Google launched Bard in February, and compared to its competitors (Bing and ChatGPT), it somehow didn’t differ much, except for a demonstration with false answers, which led to a sharp drop in the company’s stock. Today, at the Google I/O presentation, they presented an updated chatbot that has been running for some time on PaLM 2, the next generation of the company’s own large language model.
Google is canceling the waiting list for Bard* and making it available to users in 180 countries – for now in English and with support for Japanese and Korean. In the near future, the chatbot will support about 40 languages, including Ukrainian.
For users from Ukraine, the chatbot site gives a message saying “Bard is not yet supported in your country” – although the attempt to access via VPN was successful.
The chatbot becomes multi-modal, meaning it can work with images in requests and provide them in responses (say, if you are looking for information about a tourist place, Bard will show you popular attractions). It can also now display results using Google Maps and structure the data in a table.
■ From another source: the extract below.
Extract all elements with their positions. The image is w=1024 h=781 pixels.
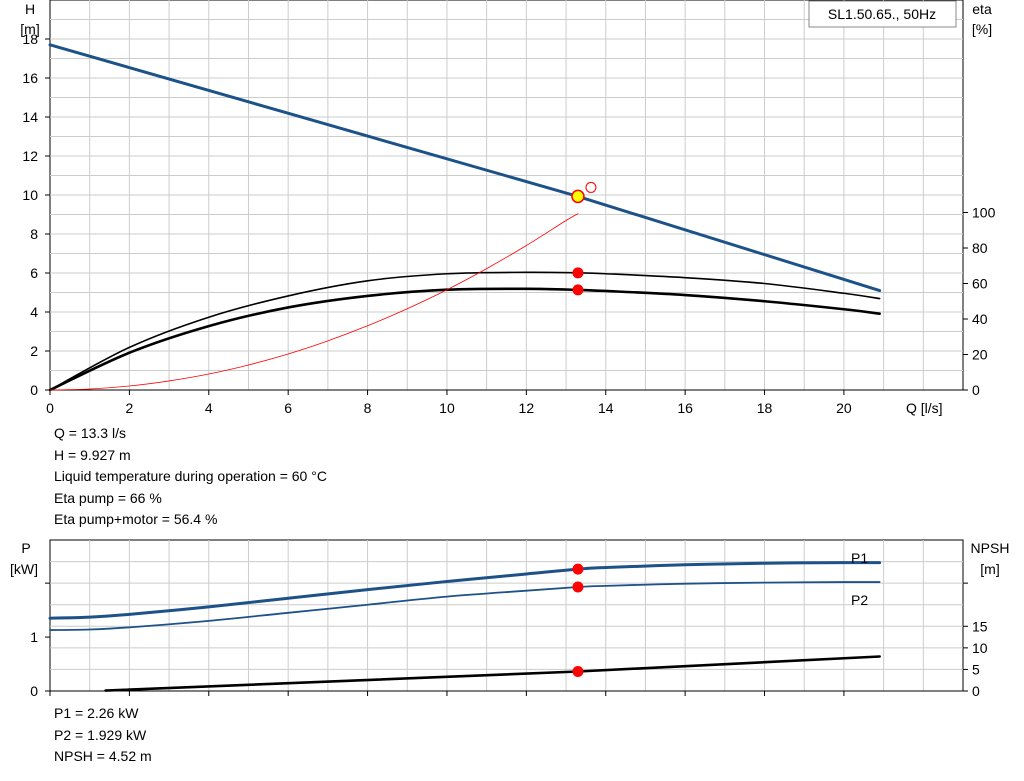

Subsequently, extensions will be launched for the chatbot – including from Google’s own programs and services, such as Maps, Sheets, Mail and Docs (soon also make it easier to export Bard responses to Mail and Docs). Third-party partners include Adobe’s Firefly image generator, with Wolfram Alpha and more coming soon.
Google is also expanding Bard’s coding capabilities, based in part on Google Lens. As the company notes, this includes not only the ability to generate code, but also explaining snippets of code and helping users customize it.
In previous iterations, Bard was already able to export Python code to Google Colab. The company is now expanding this feature to allow Python code to be exported to Replit, a popular browser-based IDE.
Oh well, Bard is also going to the “dark side” and getting a dark mode.